Salimos al encuentro de la suerte, la encontramos debajo de las manos de una mañana limpia, de sol descomunal. Diciembre es una luz descomunal, su pálpito de amparo bajo las tejas rojas, broncíneas por la tarde, de las casas más viejas que hay por La Latina, custodiando buhardillas ancestrales donde una vez, quizá, pudo asomarse el más bohemio de todos los poetas, Alejandro Sawa, con su bigote helado por una extenuación de poemas secretos sobre la noche azul, tras haber conseguido ser invitado en casa de otro escritor con más recursos que él, lo que no era difícil, a un buen puchero de potaje matutino que durara toda la semana. Lo veo asomado a este mismo bordillo, lo veo sintiendo el sol, radiante aún, el día que empieza el invierno. No podemos huir del invierno por mucho que nos guste regresar a ese libro de poemas de Luis Antonio de Villena titulado precisamente así, Huir del invierno, porque el invierno es una temperatura emocional, un eco de tiempo con su fluir de frío en el regazo, una conspiración para entender que el calor es la mesa, una conversación y su sueño interior.
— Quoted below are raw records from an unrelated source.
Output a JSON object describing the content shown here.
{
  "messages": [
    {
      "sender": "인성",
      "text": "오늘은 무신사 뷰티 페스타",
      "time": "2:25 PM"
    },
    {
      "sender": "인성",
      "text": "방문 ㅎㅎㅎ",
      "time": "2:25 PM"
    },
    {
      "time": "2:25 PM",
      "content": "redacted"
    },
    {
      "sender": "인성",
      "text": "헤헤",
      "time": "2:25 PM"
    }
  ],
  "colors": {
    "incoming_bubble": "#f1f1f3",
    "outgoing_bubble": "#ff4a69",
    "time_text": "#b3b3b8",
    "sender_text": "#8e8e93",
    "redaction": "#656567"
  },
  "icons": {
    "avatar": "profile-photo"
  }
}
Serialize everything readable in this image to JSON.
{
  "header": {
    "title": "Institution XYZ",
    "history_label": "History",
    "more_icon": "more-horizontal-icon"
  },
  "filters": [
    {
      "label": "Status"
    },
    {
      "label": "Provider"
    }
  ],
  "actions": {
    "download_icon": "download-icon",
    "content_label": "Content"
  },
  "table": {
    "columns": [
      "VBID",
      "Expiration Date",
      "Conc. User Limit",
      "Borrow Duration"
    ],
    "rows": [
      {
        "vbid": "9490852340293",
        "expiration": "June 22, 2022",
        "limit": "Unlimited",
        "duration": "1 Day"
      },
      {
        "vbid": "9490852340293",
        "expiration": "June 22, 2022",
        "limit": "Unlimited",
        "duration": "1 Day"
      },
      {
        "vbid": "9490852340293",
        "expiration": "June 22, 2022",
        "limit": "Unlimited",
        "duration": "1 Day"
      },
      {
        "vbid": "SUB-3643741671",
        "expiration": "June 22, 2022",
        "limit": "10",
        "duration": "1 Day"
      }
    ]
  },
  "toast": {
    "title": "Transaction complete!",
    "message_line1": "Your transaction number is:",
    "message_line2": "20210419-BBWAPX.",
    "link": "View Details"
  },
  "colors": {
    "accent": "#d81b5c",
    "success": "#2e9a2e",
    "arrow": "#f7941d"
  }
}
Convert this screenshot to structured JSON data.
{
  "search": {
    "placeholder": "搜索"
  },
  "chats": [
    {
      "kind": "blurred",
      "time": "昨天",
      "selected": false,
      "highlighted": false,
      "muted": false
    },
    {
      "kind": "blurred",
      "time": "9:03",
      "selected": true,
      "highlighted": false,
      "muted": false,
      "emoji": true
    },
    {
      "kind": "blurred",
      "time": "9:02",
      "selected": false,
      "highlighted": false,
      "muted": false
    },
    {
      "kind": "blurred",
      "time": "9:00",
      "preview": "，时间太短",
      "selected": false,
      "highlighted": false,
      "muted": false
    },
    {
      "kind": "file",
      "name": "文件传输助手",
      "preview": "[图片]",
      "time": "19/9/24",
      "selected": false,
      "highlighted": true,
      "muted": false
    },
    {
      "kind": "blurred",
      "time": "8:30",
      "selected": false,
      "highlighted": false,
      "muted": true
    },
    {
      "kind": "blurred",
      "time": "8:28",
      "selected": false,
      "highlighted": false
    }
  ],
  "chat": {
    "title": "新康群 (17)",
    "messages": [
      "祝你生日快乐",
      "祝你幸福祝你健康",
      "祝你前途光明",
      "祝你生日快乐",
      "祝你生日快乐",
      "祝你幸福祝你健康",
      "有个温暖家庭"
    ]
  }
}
Madrid siempre permite templar su luz interna, amoldarla al timbre de un encuentro que es la prolongación de una vida anterior: es como si siguiendo los pasos de uno mismo, a través de los soportales Plaza Mayor, para salir al centro y contemplar todas las balconadas, como celdas de blanca intimidad, uno estuviera recorriendo el rastro de otro, de otras muchas miradas y otros ecos, como una misma vida repetida que se nutre a sí misma en un cambio de rostros y de voces, pero con idéntica latencia.
Siempre que llego a esta ciudad vuelvo a reencontrarme con Baroja y con Antonio Machado. Los siento en la presencia de una esquina, casi detrás de mí cuando me paro frente al escaparate de la librería Méndez. Siempre que me siento en una de esas viejas casas de comida y pido un plato caliente, el Madrid de Pérez Galdós aparece ante mí, tan vibrante y discreto como la fachada de madera de la taberna de Antonio Sánchez, que es un escenario galdosiano hasta el final del comedor. Y pienso en el Café Varela y en la foto de Alfonso, retratando a Antonio Machado, bien recogidito y apoyado en su bastón, que siempre me recuerda Rodolfo Serrano. La suerte es regresar.